Demand, Rising Rents Buoy Centuria Industrial

Demand, Rising Rents Buoy Centuria Industrial

High demand and rising rents continued to complement urban industrial assets and support growth for Centuria Industrial REIT.

Centuria Industrial (CIP) said it experienced an “exceptional” re-letting spread of 19 percent for the first six months of the 2023 financial year, compared with 8 percent in its last full year.

During the period, CIP leased 88,517 square meters across 19 transactions, which it said represented 7 percent of the portfolio’s GL.

CIP also entered into a strategic partnership with Morgan Stanley Real Estate Investing, selling approximately 50 percent of its stake in a portfolio of eight assets for $180.9 million.

During the six months, the final 13,604 square meters of its new multi-unit Southside Industrial Estate in Dandenong South development was leased.

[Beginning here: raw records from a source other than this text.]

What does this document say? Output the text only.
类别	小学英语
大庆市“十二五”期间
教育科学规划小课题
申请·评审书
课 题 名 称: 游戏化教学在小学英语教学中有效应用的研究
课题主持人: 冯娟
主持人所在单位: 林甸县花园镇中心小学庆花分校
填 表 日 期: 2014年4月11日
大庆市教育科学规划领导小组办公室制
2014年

The 40,500 square meter estate is 100 percent let five months ahead of practical completion in November 2022.

CIP also completed an early lease renewal covering 22,481 square meters at 82 Rodeo Road, Gregory Hills in NSW, which it said “has delivered an increase in rental income”.

The property investor said this reflected “continued industrial occupier demand” within national urban infill markets, which make up 83 per cent of Centuria Industrial’s portfolio and 98.5 per cent of which are under freehold.

Demand from occupiers remains highest in this market, as it “lends to fast delivery times for e-commerce and logistics operators”.

Weighted average lease expiry (WALE) across CIP’s 88 assets varies by state, with Queensland and Victoria averaging 10.1 years and 10.5 years respectively, and Western Australia and New South Wales combined with ACT at 3, 4 years and 5.5 years.

▲ CIP Fund Manager, Jesse Curtis: Although transaction volumes have moderated during 2022, industrial asset values ​​continue to rise with market rent growth.

Its top five tenants in the half year were Telstra, Arnott’s, Woolworths and AWH Logistics, which accounted for 25 per cent of its tenant revenue—31 per cent of its portfolio’s gross lettable area being multi-location customers.

However, CIP faces similar pressures to other markets, including rising rates, according to Moody’s Investors Service Vice President Saranga Ranasinghe.

“Despite capitalization rates increasing, the increase in market rents has resulted in Centuria’s asset values ​​declining only slightly,” said Ranasinghe.

“However, we expect asset values ​​to be under pressure in the current high interest rate environment.

“However, given Centuria’s current low level of leverage, we expect the REIT to maintain sufficient headroom against its internal targets as well as our tolerance levels for the rating.”

Centuria Industrial said its strategy remains “unchanged”.

“CIP has further opportunities to execute new leasing and value-add initiatives to capitalize on the local market’s strong lease growth trajectory with almost one-third of its portfolio maturing or value-add developments delivered by the 2025 financial year,” Centuria head of industrial Jesse Curtis said.